Delapan bukunya dimusnahkan militer, sebagian dengan cara diabukan. Sejumlah lain hilang di tangan penerbit. Arsip yang ia kumpulkan belasan tahun dihancurkan, juga oleh militer. Empat belas tahun diasingkan orde yang dipimpin seorang militer. Buku-bukunya dilarang, oleh pemerintahan yang masih dipimpin militer. Dan dihajar hingga setengah tuli, juga oleh militer. Memelesetkan Hemingway, Pramoedya Ananta Toer benar-benar “bisa dihancurkan, tapi tak bisa dikalahkan.” Bahkan nyaris oleh maut sekalipun.
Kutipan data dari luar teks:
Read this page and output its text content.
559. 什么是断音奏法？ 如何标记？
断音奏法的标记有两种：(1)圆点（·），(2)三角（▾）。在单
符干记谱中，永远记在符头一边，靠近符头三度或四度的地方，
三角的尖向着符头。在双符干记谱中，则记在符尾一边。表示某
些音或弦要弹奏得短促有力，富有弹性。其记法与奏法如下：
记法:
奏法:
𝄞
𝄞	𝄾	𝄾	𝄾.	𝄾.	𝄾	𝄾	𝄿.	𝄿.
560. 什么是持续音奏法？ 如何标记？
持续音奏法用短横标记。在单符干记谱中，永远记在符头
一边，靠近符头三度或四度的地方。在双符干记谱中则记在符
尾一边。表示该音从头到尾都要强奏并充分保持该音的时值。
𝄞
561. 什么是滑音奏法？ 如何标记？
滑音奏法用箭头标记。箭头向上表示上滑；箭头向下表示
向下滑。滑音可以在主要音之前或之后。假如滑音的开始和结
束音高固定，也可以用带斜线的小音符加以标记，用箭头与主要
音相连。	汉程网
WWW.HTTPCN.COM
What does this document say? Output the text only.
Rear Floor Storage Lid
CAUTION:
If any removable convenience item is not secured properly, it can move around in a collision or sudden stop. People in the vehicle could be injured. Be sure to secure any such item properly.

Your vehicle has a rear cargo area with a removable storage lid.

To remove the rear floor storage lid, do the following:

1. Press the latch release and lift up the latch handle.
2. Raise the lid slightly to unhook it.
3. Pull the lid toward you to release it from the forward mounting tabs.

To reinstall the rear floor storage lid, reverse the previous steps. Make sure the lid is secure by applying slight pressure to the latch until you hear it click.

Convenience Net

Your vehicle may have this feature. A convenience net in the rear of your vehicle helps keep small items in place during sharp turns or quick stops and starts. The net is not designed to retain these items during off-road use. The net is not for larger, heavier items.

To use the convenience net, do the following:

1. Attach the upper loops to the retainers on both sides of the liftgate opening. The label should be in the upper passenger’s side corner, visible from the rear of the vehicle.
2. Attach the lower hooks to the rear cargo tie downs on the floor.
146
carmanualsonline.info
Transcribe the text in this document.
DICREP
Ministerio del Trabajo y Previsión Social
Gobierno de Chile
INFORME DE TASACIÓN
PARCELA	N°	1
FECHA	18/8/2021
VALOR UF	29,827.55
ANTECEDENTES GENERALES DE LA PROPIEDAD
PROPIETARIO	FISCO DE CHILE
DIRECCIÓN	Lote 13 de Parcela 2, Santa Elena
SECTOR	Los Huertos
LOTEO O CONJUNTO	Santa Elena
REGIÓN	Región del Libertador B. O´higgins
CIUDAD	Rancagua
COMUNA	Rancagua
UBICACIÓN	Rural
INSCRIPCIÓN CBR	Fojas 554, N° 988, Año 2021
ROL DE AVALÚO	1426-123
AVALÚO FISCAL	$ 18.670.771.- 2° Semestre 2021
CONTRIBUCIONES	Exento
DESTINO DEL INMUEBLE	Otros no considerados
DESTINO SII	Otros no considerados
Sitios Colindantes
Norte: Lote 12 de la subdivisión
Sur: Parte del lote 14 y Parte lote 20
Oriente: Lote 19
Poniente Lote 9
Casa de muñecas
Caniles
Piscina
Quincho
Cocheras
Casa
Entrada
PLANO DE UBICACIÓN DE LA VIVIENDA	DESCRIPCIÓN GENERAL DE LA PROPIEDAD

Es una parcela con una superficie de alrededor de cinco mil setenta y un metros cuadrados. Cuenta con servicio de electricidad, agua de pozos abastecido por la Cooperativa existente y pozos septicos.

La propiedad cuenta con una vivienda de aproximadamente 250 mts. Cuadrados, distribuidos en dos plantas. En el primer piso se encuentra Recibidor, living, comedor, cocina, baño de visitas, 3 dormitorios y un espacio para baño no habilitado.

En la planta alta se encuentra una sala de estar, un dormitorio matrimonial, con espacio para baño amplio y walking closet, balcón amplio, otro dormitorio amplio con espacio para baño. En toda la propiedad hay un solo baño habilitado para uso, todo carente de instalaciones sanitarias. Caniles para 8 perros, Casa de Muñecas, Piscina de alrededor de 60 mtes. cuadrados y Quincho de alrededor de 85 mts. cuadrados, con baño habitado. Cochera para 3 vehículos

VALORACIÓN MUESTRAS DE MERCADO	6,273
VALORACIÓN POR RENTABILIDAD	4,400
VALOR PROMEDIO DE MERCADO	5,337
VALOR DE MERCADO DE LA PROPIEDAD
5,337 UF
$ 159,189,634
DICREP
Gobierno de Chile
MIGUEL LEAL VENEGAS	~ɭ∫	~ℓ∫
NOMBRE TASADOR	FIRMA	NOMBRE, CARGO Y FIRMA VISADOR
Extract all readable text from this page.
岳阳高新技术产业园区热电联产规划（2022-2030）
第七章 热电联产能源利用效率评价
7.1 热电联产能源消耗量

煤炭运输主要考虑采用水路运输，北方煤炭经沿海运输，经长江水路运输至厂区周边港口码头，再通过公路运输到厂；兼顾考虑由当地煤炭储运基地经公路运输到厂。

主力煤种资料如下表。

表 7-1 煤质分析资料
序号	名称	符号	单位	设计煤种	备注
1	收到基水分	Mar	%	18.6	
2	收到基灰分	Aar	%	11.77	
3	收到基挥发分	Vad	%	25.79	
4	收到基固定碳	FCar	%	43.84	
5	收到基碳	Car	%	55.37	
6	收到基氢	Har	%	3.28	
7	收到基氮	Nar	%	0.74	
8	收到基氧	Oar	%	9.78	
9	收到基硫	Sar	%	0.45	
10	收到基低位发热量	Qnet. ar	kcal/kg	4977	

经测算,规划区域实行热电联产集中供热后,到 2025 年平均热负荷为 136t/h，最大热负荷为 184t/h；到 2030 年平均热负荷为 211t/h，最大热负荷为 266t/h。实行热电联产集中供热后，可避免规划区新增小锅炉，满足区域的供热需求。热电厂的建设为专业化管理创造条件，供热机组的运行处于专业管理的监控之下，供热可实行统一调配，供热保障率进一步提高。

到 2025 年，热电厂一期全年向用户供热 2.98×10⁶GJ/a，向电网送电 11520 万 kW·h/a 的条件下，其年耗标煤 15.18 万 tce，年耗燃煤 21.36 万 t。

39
Ia sempat meyakini akan mati muda, khususnya lagi karena TBC. “Tahun ’50, TBC membunuh ayah, ibu, adik, nenek, ipar, kemenakan saya,” katanya pada majalah Playboy Indonesia, 2006 silam. Ayah dan ibunya meninggal di usia muda, 55 dan 34. Jadi, ia pikir usianya hanya akan sampai di angka 40-an.
Keyakinan itu memiliki dua akibat. Pertama, membuatnya bekerja seperti kuda, menulis sebanyak-banyaknya sebelum dibalap ajal. Kedua, mati bukan ketakutan lagi buatnya. Dan jika mati pun tak takut, apa lagi yang tersisa untuk ditakutkan?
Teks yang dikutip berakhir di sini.